I am terrified by the possibility that, somehow, the world has become so broken, so mean-spirited and narcissistic, that Zoe Chae, a woman who reacts to the imminent death of her friends with the word, “Awesome!”, is actually the poster child for a new generation of nihilistic, hedonistic, self-centred motherfuckers, and we can just kiss the concepts of civility and brotherhood goodbye as our kids sashay through life with no thought for their fellow man. Of all the characters I have selected as Show Gupta in the past, no other one has made me despair of the damage done to the human condition like Zoe. In the mind’s eye of the most paranoid Daily Mail reader is an image of a heartless youth whose emotional responses to the people around them seem utterly detached from those you would express if motivated by empathy and compassion. That is how I felt watching Knight Rider. The Awful Adventures of Zoe Chae actually managed to depress me. Topher’s annoying tics are nothing compared to that.
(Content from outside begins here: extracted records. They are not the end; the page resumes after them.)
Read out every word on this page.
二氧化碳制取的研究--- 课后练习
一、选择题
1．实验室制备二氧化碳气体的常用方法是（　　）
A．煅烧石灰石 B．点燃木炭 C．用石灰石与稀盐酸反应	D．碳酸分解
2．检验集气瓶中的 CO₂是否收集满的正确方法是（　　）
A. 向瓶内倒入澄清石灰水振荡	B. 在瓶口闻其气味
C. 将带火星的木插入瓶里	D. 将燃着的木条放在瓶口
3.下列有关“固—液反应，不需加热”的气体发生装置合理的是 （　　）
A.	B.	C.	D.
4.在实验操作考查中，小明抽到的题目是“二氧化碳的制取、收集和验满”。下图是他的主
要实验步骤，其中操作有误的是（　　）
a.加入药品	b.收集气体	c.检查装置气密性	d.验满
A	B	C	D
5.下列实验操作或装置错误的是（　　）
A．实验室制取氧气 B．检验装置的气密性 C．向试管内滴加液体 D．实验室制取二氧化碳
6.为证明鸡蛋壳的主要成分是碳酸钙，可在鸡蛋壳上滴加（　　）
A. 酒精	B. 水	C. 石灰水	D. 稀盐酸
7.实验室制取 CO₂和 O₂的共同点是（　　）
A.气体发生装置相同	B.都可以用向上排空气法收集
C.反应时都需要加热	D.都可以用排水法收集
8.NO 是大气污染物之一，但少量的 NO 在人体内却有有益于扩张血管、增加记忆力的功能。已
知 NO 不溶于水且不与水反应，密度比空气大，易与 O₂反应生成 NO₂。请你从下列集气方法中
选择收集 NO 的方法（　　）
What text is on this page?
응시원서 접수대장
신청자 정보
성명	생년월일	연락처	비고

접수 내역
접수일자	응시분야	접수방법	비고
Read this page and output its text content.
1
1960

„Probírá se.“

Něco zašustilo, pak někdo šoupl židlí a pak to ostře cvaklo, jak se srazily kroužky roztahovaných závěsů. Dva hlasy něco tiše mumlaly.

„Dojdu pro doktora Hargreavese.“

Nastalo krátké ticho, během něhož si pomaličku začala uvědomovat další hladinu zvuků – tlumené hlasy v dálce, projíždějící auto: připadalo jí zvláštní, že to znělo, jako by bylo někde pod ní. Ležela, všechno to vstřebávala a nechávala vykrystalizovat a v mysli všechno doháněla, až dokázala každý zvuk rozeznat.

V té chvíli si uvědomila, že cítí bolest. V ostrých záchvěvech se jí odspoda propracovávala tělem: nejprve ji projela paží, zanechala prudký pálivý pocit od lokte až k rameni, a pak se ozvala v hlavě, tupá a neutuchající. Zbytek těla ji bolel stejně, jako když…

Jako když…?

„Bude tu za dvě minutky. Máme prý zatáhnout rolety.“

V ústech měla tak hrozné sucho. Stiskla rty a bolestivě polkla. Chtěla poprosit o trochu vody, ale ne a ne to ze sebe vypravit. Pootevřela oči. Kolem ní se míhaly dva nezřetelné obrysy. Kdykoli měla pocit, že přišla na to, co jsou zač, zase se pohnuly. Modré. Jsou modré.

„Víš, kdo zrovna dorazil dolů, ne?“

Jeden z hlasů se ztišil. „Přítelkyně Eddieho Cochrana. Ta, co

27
Worst Moment: Given a chance to go on a secret mission with Michael “Le” Knight (née Michael “Le” Traceur), Zoe spends the majority of the mission trying desperately to get into bed with him even though she knows he still holds a torch for his former lover Sarah Graiman, and that Sarah, who will doubtless be watching, feels the same way about him. She also knows Billy, the poor besotted fool, will be watching too. If she could have figured out a way to break the hearts of the rest of the Knight Industries team, I’m sure she would have done it. KIDS TODAY!!!!

Right, much as that seems like I’ve covered most bases, there will be more to come in a few days time, mopping up the last few traces of TV observation from the past year. Remember, kids: don’t play with the feelings of your loved ones. Just because Zoe Chae does it doesn’t mean it’s cool.